Esta foi a segunda vez que a Justiça negou a liminar pedida pelo sindicato para que os dias de paralisação não fossem descontados dos salários dos funcionários. Na primeira negativa, a Justiça alegou que a folha de pagamento já havia sido rodada. As decisões, porém, são contra as liminares. Não há uma posição final sobre a questão.
Nas explicações dessa quinta-feira, o desembargador afirma que sua decisão se baseou no artigo 7º da Lei de Greve (7.783/89) que diz: “a participação em greve suspende o contrato de trabalho”. Assim, o magistrado ressalta que o empregador não é obrigado a realizar o pagamento correspondente ao tempo parado, independente da qualificação jurídica da greve.
Machado ainda aponta um caso de greve anterior, em que o movimento durou mais de 30 dias. Na ocasião, foi determinado pelo Tribunal Superior do Trabalho que o desconto dos dias parados fosse realizado de modo parcelado “para evitar prejuízo à sobrevivência do trabalhador e de sua família”.
O mesmo artigo 7º da Lei diz que as relações obrigacionais, durante o período de greve, devem “ser regidas pelo acordo, convenção, laudo arbitral ou decisão da Justiça do Trabalho”.
Desta forma, antes de qualquer nova decisão, o desembargador intimou as partes para que se manifestem sobre a possibilidade de um acordo.
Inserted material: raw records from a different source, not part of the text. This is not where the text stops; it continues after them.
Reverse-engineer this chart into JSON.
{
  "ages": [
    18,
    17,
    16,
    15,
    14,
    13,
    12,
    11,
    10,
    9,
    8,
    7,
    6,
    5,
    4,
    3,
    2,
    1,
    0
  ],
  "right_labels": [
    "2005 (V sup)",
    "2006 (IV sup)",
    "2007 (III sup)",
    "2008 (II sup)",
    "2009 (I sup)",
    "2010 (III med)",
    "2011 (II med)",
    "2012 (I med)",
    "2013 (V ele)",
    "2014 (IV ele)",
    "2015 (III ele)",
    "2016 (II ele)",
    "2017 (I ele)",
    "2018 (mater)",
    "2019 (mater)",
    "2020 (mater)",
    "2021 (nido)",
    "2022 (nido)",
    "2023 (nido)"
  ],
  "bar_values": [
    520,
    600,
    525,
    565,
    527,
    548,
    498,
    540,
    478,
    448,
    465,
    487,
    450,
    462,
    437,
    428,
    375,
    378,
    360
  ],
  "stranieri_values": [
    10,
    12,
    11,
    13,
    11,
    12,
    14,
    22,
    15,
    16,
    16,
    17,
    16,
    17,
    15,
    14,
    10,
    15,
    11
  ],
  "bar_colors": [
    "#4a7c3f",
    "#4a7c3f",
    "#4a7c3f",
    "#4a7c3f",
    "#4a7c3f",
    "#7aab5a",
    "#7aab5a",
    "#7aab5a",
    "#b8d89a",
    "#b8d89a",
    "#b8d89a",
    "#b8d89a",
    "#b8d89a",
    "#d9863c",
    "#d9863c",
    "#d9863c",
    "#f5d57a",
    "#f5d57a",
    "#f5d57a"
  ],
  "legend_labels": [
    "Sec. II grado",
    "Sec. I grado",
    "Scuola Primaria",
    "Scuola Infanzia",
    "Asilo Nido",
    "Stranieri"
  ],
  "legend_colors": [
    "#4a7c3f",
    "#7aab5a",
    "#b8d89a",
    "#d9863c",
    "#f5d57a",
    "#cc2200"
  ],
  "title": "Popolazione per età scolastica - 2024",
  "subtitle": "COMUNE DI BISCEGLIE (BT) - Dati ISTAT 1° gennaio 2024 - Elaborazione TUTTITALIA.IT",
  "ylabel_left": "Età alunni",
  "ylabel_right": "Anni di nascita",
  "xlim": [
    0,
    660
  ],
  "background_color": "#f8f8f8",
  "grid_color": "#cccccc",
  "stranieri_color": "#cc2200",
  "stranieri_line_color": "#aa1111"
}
Como a convenção trabalhista dos servidores municipais não prevê nada sobre a questão, o advogado do sindicato, Denílson Carvalho, disse que protocolaria ainda na quinta-feira uma petição solicitando a audiência de acordo. “O sindicato tem interesse em fazer uma reunião de acordo com a Prefeitura, mas esse encontro depende da administração também se manifestar nesse sentido”, afirmou.
Mais uma vez, a Prefeitura apenas divulgou uma nota anunciando a decisão da Justiça do Trabalho, mas não informou se está disposta a fazer um acordo e se os descontos serão feitos já no pagamento previsto para ser feito na próxima semana. A assessoria de imprensa da administração municipal foi procurada e, por telefone, disse que tudo o que a Prefeitura tinha a dizer estava na nota enviada à imprensa.
Caso o município não aceite o acordo, deverá ficar nas mãos da Justiça a decisão sobre o possível desconto.